1. Install spaCy and Socket.IOpip install -U socketIO-client  # for communication with interface
pip install -U spacy
python -m spacy.en.download     # download spaCy's models

Next, we need to install Neo4j, the graph database for our brain, with built in visualizer in the browser:

2. Install Neo4j for Mac or Linuxif which neo4j >/dev/null; then
  echo "Neo4j is already installed"
else
  if [ $(uname) == "Darwin" ]; then
    brew install neo4j
  else
    wget -O - https://debian.neo4j.org/neotechnology.gpg.key | sudo apt-key add -
    echo 'deb http://debian.neo4j.org/repo stable/' | sudo tee /etc/apt/sources.list.d/neo4j.list
    sudo apt-get update
    sudo apt-get -y install neo4j
  fi
fi

For the bot interface, install AIVA, my open-source framework for cross-plattform bot development. Fork the repo and clone your fork locally:

3. Install AIVA interface# forked repo: https://github.com/kengz/aiva
git clone https://github.com/YOURUSERNAME/aiva.git && cd aiva
# checkout to the demo branch of cgkb
git checkout cgkb

# run bin/setup, which checks and sets up bot dependencies including npm install
npm run setup

Start Neo4j and log in for the first time at http:∕∕localhost:7474 with default name and password neo4j, neo4j. It will ask you to change the password, use 0000 for this demo.
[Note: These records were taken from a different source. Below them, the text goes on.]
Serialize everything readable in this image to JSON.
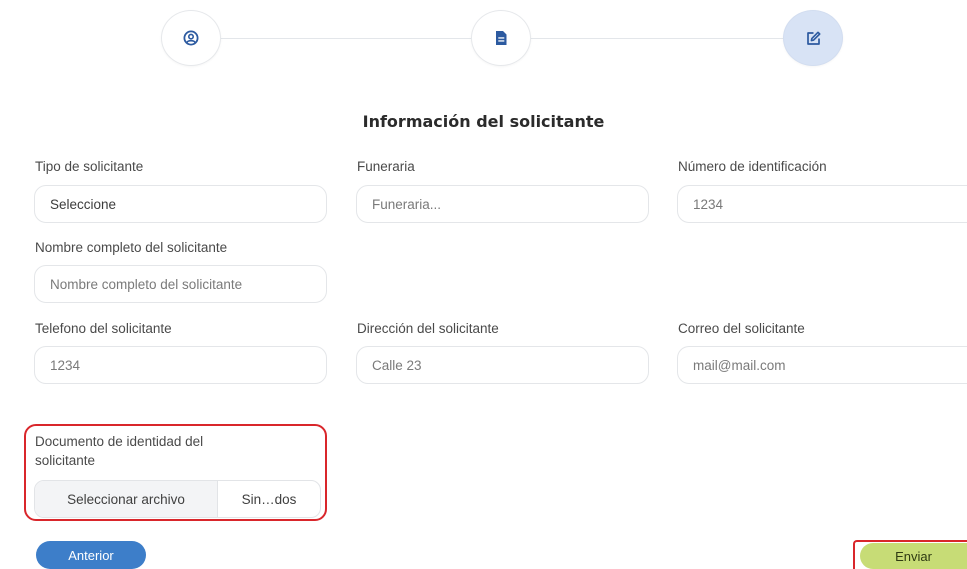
{
  "stepper": {
    "steps": [
      {
        "icon": "user-circle-icon",
        "active": false
      },
      {
        "icon": "document-icon",
        "active": false
      },
      {
        "icon": "edit-icon",
        "active": true
      }
    ],
    "active_color": "#d8e3f5",
    "icon_color": "#2c5aa0"
  },
  "form": {
    "title": "Información del solicitante",
    "tipo_solicitante": {
      "label": "Tipo de solicitante",
      "value": "Seleccione"
    },
    "funeraria": {
      "label": "Funeraria",
      "placeholder": "Funeraria..."
    },
    "numero_identificacion": {
      "label": "Número de identificación",
      "placeholder": "1234"
    },
    "nombre_completo": {
      "label": "Nombre completo del solicitante",
      "placeholder": "Nombre completo del solicitante"
    },
    "telefono": {
      "label": "Telefono del solicitante",
      "placeholder": "1234"
    },
    "direccion": {
      "label": "Dirección del solicitante",
      "placeholder": "Calle 23"
    },
    "correo": {
      "label": "Correo del solicitante",
      "placeholder": "mail@mail.com"
    },
    "documento": {
      "label_line1": "Documento de identidad del",
      "label_line2": "solicitante",
      "button_label": "Seleccionar archivo",
      "file_status": "Sin…dos"
    }
  },
  "actions": {
    "prev_label": "Anterior",
    "send_label": "Enviar",
    "prev_color": "#3d7ec9",
    "send_color": "#c7dc76",
    "highlight_color": "#d9262b"
  }
}
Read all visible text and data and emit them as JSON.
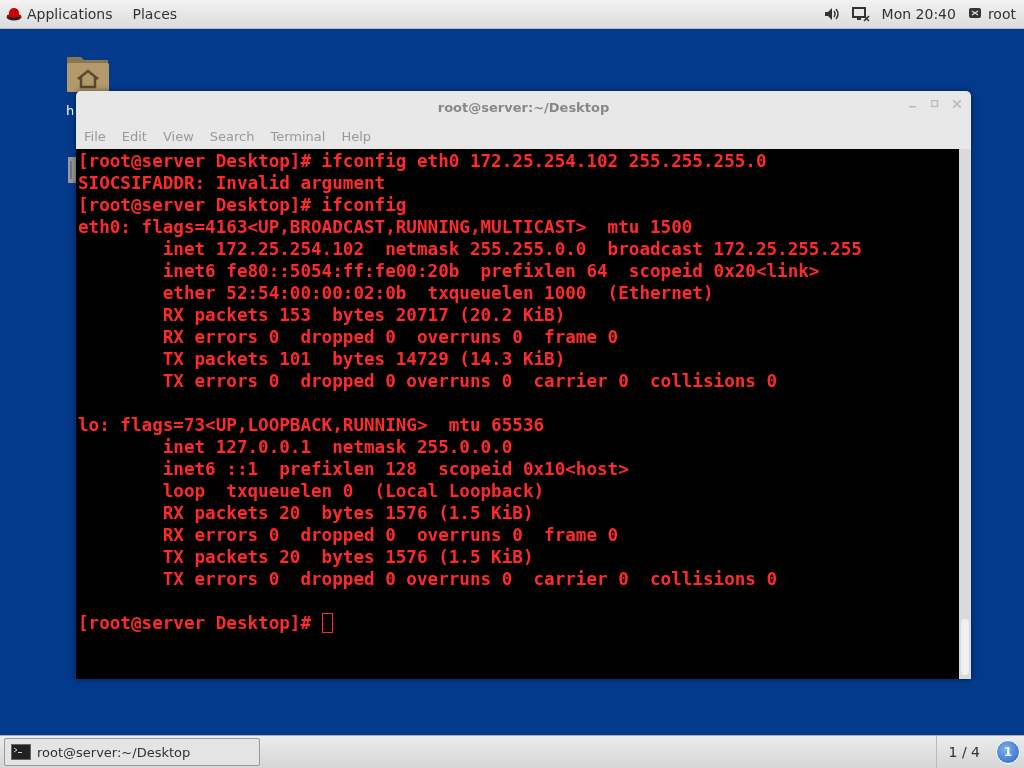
{
  "top_bar": {
    "menus": [
      "Applications",
      "Places"
    ],
    "clock": "Mon 20:40",
    "user": "root"
  },
  "desktop": {
    "icons": [
      {
        "label": "h"
      }
    ]
  },
  "window": {
    "title": "root@server:~/Desktop",
    "menu": [
      "File",
      "Edit",
      "View",
      "Search",
      "Terminal",
      "Help"
    ],
    "lines": [
      {
        "kind": "text",
        "text": "[root@server Desktop]# ifconfig eth0 172.25.254.102 255.255.255.0"
      },
      {
        "kind": "text",
        "text": "SIOCSIFADDR: Invalid argument"
      },
      {
        "kind": "text",
        "text": "[root@server Desktop]# ifconfig"
      },
      {
        "kind": "text",
        "text": "eth0: flags=4163<UP,BROADCAST,RUNNING,MULTICAST>  mtu 1500"
      },
      {
        "kind": "text",
        "text": "        inet 172.25.254.102  netmask 255.255.0.0  broadcast 172.25.255.255"
      },
      {
        "kind": "text",
        "text": "        inet6 fe80::5054:ff:fe00:20b  prefixlen 64  scopeid 0x20<link>"
      },
      {
        "kind": "text",
        "text": "        ether 52:54:00:00:02:0b  txqueuelen 1000  (Ethernet)"
      },
      {
        "kind": "text",
        "text": "        RX packets 153  bytes 20717 (20.2 KiB)"
      },
      {
        "kind": "text",
        "text": "        RX errors 0  dropped 0  overruns 0  frame 0"
      },
      {
        "kind": "text",
        "text": "        TX packets 101  bytes 14729 (14.3 KiB)"
      },
      {
        "kind": "text",
        "text": "        TX errors 0  dropped 0 overruns 0  carrier 0  collisions 0"
      },
      {
        "kind": "blank"
      },
      {
        "kind": "text",
        "text": "lo: flags=73<UP,LOOPBACK,RUNNING>  mtu 65536"
      },
      {
        "kind": "text",
        "text": "        inet 127.0.0.1  netmask 255.0.0.0"
      },
      {
        "kind": "text",
        "text": "        inet6 ::1  prefixlen 128  scopeid 0x10<host>"
      },
      {
        "kind": "text",
        "text": "        loop  txqueuelen 0  (Local Loopback)"
      },
      {
        "kind": "text",
        "text": "        RX packets 20  bytes 1576 (1.5 KiB)"
      },
      {
        "kind": "text",
        "text": "        RX errors 0  dropped 0  overruns 0  frame 0"
      },
      {
        "kind": "text",
        "text": "        TX packets 20  bytes 1576 (1.5 KiB)"
      },
      {
        "kind": "text",
        "text": "        TX errors 0  dropped 0 overruns 0  carrier 0  collisions 0"
      },
      {
        "kind": "blank"
      },
      {
        "kind": "prompt",
        "text": "[root@server Desktop]# "
      }
    ]
  },
  "taskbar": {
    "tasks": [
      {
        "label": "root@server:~/Desktop"
      }
    ],
    "workspace": "1 / 4",
    "notifications": "1"
  }
}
4. Start Neo4jneo4j start             # for Mac
service neo4j start     # for Linux

The next step will depend on which platform you want to run your bot on. You can use AIVA on Slack, Telegram or Facebook. I prefer using Slack, as it's generally easier. All you have to do is sign into your Slack account, create a bot user, get the Slack token and update config/default.json in your AIVA installation.

5. Configure your bot{
  "BOTNAME": "NAME OF YOUR BOT",
  "PORTS": {
    "NEO4J": 7476,
    "SOCKETIO": 6466,
    "SLACK": 8345,
    "TELEGRAM": 8443,
    "FB": 8545
  },
  "NGROK_AUTH": null,
  "ADMINS": ["your_chat_account@email.com"],
  "ACTIVATE_IO_CLIENTS": {
    "ruby": false,
    "python3": true
  },
  "ADAPTERS": {
    "SLACK": {
      "ACTIVATE": true,
      "HUBOT_SLACK_TOKEN": "THE TOKEN YOU JUST GOT"
    },
    "TELEGRAM": {
      "ACTIVATE": false,
      "TELEGRAM_TOKEN": "get from bot father https://core.telegram.org/bots#3-how-do-i-create-a-bot",
      "BOTNAME": "your bot name from bot father",
      "WEBHOOK_KEY": "TELEGRAM_WEBHOOK"
    },
    "FB": {
      "ACTIVATE": false,
      "FB_PAGE_ID": "see aiva doc on adapters",
      "FB_APP_ID": "see aiva doc on adapters",
      "FB_APP_SECRET": "see aiva doc on adapters",
      "FB_PAGE_TOKEN": "see aiva doc on adapters",
      "FB_AUTOHEAR": true,
      "WEBHOOK_KEY": "FB_WEBHOOK_BASE",
      "FB_WEBHOOK_BASE": "optional: set a persistent webhook url if you have one on ngrok, since FB takes 10 mins to update it",
      "FB_ROUTE_URL": "/fb"
    }
  },
  "TEST": {
    "HUBOT_SHELL_USER_ID": "ID0000001",
    "HUBOT_SHELL_USER_NAME": "alice"
  }
}

Finally, we can start the bot, and wait for it to be ready.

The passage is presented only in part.